At the head of the protest I met Shane, an older gentleman dressed smartly in the uniform of a 1950s public schoolboy. His grey blazer, shorts and headboy badge were intended, he told me, to recall a brighter time in our nation’s history.
“We’re here to let the government know we want our British way of life back,” he said. “They’re changing laws to accommodate a faith that doesn’t want to follow rules. They want us to have no pubs, no dogs. It will be a living hell. We had trouble with Sikhs and Jews before, but only one faith wants to take over.”
Then, pointing at a badge on his chest reading ASB.NET, he told me he is an adult schoolboy. “There’s only about 1,800 of us. It’s not all about dressing up as a schoolboy, that’s 2 per cent of it. I want to represent the time when Britain was ruled by the British and it was still Britain.”
Nearby stood siblings Michael and Debs and their mother Lydia, a diminutive old woman smoking a rollie and wearing a hot pink blazer over a T-shirt that proclaimed: “Don’t mistake my kindness for weakness. The beast in me is sleeping, not dead.”
Those attending the march are moderate, really, said Michael. “Immigration should be controlled.

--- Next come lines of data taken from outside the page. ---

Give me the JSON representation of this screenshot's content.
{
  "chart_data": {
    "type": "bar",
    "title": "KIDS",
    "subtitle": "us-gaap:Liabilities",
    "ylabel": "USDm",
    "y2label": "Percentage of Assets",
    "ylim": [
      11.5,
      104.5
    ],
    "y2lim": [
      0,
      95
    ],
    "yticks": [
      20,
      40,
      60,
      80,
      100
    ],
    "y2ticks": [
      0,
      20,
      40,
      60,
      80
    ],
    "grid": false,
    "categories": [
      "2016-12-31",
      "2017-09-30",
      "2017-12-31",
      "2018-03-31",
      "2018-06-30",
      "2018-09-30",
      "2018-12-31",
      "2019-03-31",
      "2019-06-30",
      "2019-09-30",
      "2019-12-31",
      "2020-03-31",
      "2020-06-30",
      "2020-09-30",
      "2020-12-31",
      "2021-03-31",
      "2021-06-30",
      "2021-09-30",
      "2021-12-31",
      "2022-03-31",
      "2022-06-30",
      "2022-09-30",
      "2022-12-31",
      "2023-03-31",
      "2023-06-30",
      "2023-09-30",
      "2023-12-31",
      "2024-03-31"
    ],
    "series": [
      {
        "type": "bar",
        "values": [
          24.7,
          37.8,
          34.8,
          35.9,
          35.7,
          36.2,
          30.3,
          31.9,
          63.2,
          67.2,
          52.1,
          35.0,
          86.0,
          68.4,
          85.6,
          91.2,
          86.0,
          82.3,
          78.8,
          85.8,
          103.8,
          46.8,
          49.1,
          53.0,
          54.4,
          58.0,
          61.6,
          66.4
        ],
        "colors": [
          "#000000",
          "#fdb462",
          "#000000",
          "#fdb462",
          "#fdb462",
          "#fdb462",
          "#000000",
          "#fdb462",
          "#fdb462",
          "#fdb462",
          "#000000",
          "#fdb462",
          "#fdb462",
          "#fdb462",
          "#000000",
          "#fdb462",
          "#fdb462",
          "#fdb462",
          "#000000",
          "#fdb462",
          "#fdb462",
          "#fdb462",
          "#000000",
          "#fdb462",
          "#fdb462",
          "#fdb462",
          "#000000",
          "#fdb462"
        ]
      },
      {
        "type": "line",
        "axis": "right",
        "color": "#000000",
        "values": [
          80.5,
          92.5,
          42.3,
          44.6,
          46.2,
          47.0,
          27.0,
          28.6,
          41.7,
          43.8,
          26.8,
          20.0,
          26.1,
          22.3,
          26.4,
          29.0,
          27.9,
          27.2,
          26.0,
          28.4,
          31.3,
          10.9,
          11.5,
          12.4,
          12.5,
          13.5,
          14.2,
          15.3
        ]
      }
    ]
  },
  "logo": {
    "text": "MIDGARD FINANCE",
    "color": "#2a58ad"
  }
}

Now our economy is being harmed, you can’t get an NHS appointment.” “You won’t be allowed to write anything that we say,” said Debs. “Tommy has been locked up for speaking the truth.”

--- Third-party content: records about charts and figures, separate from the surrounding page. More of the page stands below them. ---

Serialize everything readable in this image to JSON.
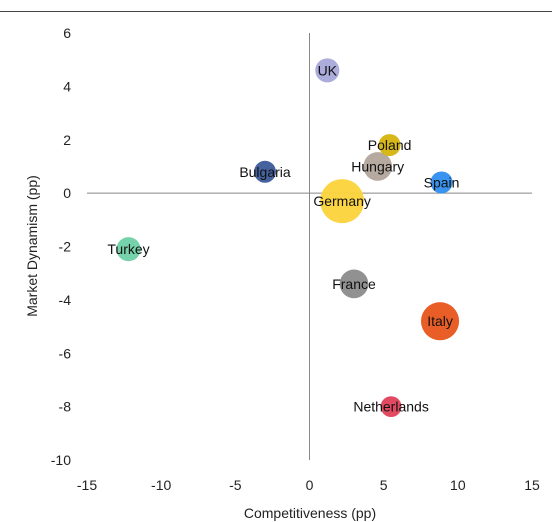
{
  "chart_data": {
    "type": "scatter",
    "title": "",
    "xlabel": "Competitiveness (pp)",
    "ylabel": "Market Dynamism (pp)",
    "xlim": [
      -15,
      15
    ],
    "ylim": [
      -10,
      6
    ],
    "xticks": [
      -15,
      -10,
      -5,
      0,
      5,
      10,
      15
    ],
    "yticks": [
      6,
      4,
      2,
      0,
      -2,
      -4,
      -6,
      -8,
      -10
    ],
    "grid": false,
    "points": [
      {
        "label": "UK",
        "x": 1.2,
        "y": 4.6,
        "size": 1.2,
        "color": "#a7a8d9"
      },
      {
        "label": "Poland",
        "x": 5.4,
        "y": 1.8,
        "size": 1.0,
        "color": "#d5b40c"
      },
      {
        "label": "Hungary",
        "x": 4.6,
        "y": 1.0,
        "size": 1.7,
        "color": "#b1a49b"
      },
      {
        "label": "Bulgaria",
        "x": -3.0,
        "y": 0.8,
        "size": 1.0,
        "color": "#3b5a9a"
      },
      {
        "label": "Spain",
        "x": 8.9,
        "y": 0.4,
        "size": 1.0,
        "color": "#2e8ef0"
      },
      {
        "label": "Germany",
        "x": 2.2,
        "y": -0.3,
        "size": 4.0,
        "color": "#fcd33a"
      },
      {
        "label": "Turkey",
        "x": -12.2,
        "y": -2.1,
        "size": 1.2,
        "color": "#6fd0a6"
      },
      {
        "label": "France",
        "x": 3.0,
        "y": -3.4,
        "size": 1.7,
        "color": "#8b8b8b"
      },
      {
        "label": "Italy",
        "x": 8.8,
        "y": -4.8,
        "size": 3.0,
        "color": "#e8551a"
      },
      {
        "label": "Netherlands",
        "x": 5.5,
        "y": -8.0,
        "size": 0.9,
        "color": "#e0405a"
      }
    ]
  }
}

Robinson, who used to be a member of the BNP, has stoked anti-Muslim hatred for years. His latest book, however, indicates his target has shifted slightly. “For decades the political class have openly planned to replace the indigenous people of Europe,” its blurb claims—a seeming endorsement of the Great Replacement conspiracy theory, which holds that elites are trying to eliminate Europe’s white majority.
As his arguments become more extreme, Robinson seems to be drawing more support than ever before. On X, he now has a million followers after he was reinstated by Elon Musk last year. The up to 30,000 people who attended Robinson’s last demonstration far outnumber the numbers he could draw during the EDL’s pomp, Hope not Hate’s director of research Joe Mulhall said at a press briefing before the rally.

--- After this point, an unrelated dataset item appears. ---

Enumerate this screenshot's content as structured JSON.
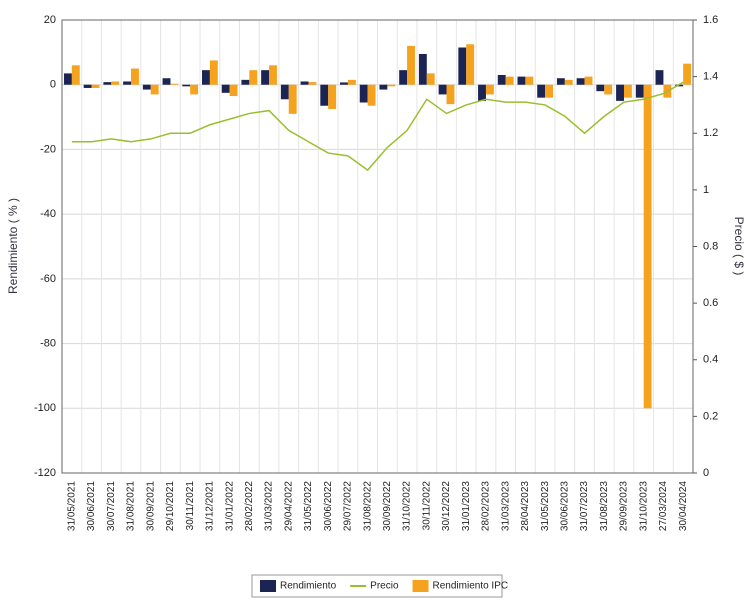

This is partly due to the movement’s expanding social base. No longer confined to football hooligans, Tommy’s marches now attract vaccine sceptics, anti-Ulez campaigners and trans rights opponents, among others. “This is the worst of both worlds,” Mulhall said. “Normally, people who espouse the Great Replacement theory can only get a few hundred people out on the streets.” On Saturday, calls via a megaphone to “deport the invaders” draw huge cheers.
Having moved through Parliament Square, the protest arrived on Whitehall to watch Rikki Doolan—a peroxide blonde pastor who quit drugs for Christ—on stage strumming an electric guitar. Then, after a series of speeches, we watched a new documentary produced by Robinson detailing Britain’s alleged migrant crime wave and Starmer’s reaction to the riots.
As it began to rain, the crowd thinned. Marchers seemed faintly bored. “I’m yet to do my research on paedophile gangs but he’s put a lot of proof up there,” a man brandishing a large camera told me unconvincingly.
According to estimates released later, around 15,000 to 20,000 people protested on Saturday. The far right, researchers say, has entered a post-organisational phase. There are no mass parties or serious election campaigns, but charismatic influencers can draw large and sometimes violent mobs. Even as Robinson serves 18 months in Belmarsh, his supporters are convinced that their demonstrations will only grow.
“There are men and women inside prison now that got put in there for nothing,” Thomas told me. “They’re being abused, taking beatings. They’re sacrificial lambs. Peter Lynch will inspire resistance.”